El konulamayacak mektuplar, belgeler
Madde 126 – (1) Şüpheli veya sanık ile 45 ve 46 ncı maddelere göre tanıklıktan çekinebilecek kimseler arasındaki mektuplara ve belgelere; bu kimselerin nezdinde bulundukça el konulamaz.
Elkoyma kararını verme yetkisi
Madde 127 – (1) (Değişik: 25/5/2005 – 5353/16 md.) Hâkim kararı üzerine veya gecikmesinde sakınca bulunan hâllerde Cumhuriyet savcısının, Cumhuriyet savcısına ulaşılamadığı hallerde ise kolluk amirinin yazılı emri ile kolluk görevlileri, elkoyma işlemini gerçekleştirebilir.
(2) Kolluk görevlisinin açık kimliği, elkoyma işlemine ilişkin tutanağa geçirilir.
(3) (Değişik: 25/5/2005 – 5353/16 md.) Hâkim kararı olmaksızın yapılan elkoyma işlemi, yirmidört saat içinde görevli hâkimin onayına sunulur. Hâkim, kararını elkoymadan itibaren kırksekiz saat içinde açıklar; aksi hâlde elkoyma kendiliğinden kalkar.

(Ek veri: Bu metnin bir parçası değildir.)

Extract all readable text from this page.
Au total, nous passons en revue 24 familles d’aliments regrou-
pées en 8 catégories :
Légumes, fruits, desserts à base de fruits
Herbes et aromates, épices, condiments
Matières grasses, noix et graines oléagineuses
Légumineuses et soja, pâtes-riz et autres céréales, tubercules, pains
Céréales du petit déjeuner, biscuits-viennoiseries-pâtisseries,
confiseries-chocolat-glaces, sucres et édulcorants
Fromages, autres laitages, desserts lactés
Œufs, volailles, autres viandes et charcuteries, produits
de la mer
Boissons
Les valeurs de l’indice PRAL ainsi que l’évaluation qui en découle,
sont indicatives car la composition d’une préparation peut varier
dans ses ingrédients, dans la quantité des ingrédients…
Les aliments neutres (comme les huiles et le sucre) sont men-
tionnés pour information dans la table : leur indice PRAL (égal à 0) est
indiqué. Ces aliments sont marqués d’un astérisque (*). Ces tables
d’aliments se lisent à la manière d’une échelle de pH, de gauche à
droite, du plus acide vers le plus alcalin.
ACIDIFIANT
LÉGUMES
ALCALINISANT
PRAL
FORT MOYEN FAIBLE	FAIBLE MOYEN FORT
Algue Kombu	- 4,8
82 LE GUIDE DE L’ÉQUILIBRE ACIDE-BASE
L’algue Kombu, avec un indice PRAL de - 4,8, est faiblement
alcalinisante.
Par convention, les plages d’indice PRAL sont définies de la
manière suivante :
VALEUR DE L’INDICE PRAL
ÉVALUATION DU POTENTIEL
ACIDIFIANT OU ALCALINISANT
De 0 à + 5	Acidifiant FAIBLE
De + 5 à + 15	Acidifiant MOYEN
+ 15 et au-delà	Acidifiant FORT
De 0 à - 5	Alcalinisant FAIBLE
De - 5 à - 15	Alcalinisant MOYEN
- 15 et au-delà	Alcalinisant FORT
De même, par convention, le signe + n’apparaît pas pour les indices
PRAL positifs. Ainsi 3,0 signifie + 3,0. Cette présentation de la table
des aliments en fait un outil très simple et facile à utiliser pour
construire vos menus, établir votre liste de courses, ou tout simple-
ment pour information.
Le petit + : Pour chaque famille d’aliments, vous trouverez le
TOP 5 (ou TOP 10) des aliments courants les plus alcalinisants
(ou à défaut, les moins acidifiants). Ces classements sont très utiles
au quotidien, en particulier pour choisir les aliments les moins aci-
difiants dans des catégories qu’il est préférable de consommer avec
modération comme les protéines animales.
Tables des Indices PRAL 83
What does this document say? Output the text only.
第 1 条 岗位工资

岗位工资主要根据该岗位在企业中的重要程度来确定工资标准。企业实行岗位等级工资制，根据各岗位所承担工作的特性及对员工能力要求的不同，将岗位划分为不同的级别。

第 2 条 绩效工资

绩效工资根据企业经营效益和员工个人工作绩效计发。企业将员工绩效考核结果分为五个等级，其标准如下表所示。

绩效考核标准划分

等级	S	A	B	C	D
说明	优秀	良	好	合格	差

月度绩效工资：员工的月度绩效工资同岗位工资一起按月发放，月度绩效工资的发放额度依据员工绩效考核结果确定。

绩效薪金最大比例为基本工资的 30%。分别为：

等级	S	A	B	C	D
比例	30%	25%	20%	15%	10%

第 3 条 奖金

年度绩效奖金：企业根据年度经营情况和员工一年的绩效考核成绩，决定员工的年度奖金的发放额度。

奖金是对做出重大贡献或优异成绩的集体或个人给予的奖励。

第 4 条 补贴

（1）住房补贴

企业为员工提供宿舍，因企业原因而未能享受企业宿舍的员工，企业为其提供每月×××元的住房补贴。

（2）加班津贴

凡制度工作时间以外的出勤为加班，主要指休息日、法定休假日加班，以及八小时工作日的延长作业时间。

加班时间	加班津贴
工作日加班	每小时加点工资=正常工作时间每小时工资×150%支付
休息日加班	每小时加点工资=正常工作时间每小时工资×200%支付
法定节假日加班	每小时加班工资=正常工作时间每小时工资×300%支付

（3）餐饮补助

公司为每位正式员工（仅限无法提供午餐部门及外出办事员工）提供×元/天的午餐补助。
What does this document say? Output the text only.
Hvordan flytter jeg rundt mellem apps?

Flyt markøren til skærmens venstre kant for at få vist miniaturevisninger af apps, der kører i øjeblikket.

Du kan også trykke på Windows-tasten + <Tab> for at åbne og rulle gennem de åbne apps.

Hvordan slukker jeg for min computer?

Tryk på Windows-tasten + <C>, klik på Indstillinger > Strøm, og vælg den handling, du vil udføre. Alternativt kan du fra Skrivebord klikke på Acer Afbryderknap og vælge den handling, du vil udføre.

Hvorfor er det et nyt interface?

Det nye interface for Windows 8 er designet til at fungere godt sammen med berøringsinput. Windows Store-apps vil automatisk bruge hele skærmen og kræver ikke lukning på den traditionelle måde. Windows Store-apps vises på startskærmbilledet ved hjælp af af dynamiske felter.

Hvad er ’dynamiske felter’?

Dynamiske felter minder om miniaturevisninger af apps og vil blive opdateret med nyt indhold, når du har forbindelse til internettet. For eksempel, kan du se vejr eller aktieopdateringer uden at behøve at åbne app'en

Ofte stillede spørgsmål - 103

(4) Zilyedliğinde bulunan eşya veya diğer malvarlığı değerlerine elkonulan kimse, hâkimden her zaman bu konuda bir karar verilmesini isteyebilir.
(5) Elkoyma işlemi, suçtan zarar gören mağdura gecikmeksizin bildirilir. (6) Askerî mahâllerde yapılacak elkoyma işlemi, (…) (1) Cumhuriyet savcısının istem ve katılımıyla askerî makamlar tarafından yerine getirilir.
Taşınmazlara, hak ve alacaklara el koyma
Madde 128 – (1) Soruşturma veya kovuşturma konusu suçun işlendiğine ve bu suçlardan elde edildiğine dair somut delillere dayanan kuvvetli şüphe sebebi bulunan hallerde, şüpheli veya sanığa ait;
a) Taşınmazlara,
b) Kara, deniz veya hava ulaşım araçlarına,
c) Banka veya diğer malî kurumlardaki her türlü hesaba,
d) Gerçek veya tüzel kişiler nezdindeki her türlü hak ve alacaklara,
e) Kıymetli evraka, f) Ortağı bulunduğu şirketteki ortaklık paylarına,
g) Kiralık kasa mevcutlarına,
h) Diğer malvarlığı değerlerine, Elkonulabilir.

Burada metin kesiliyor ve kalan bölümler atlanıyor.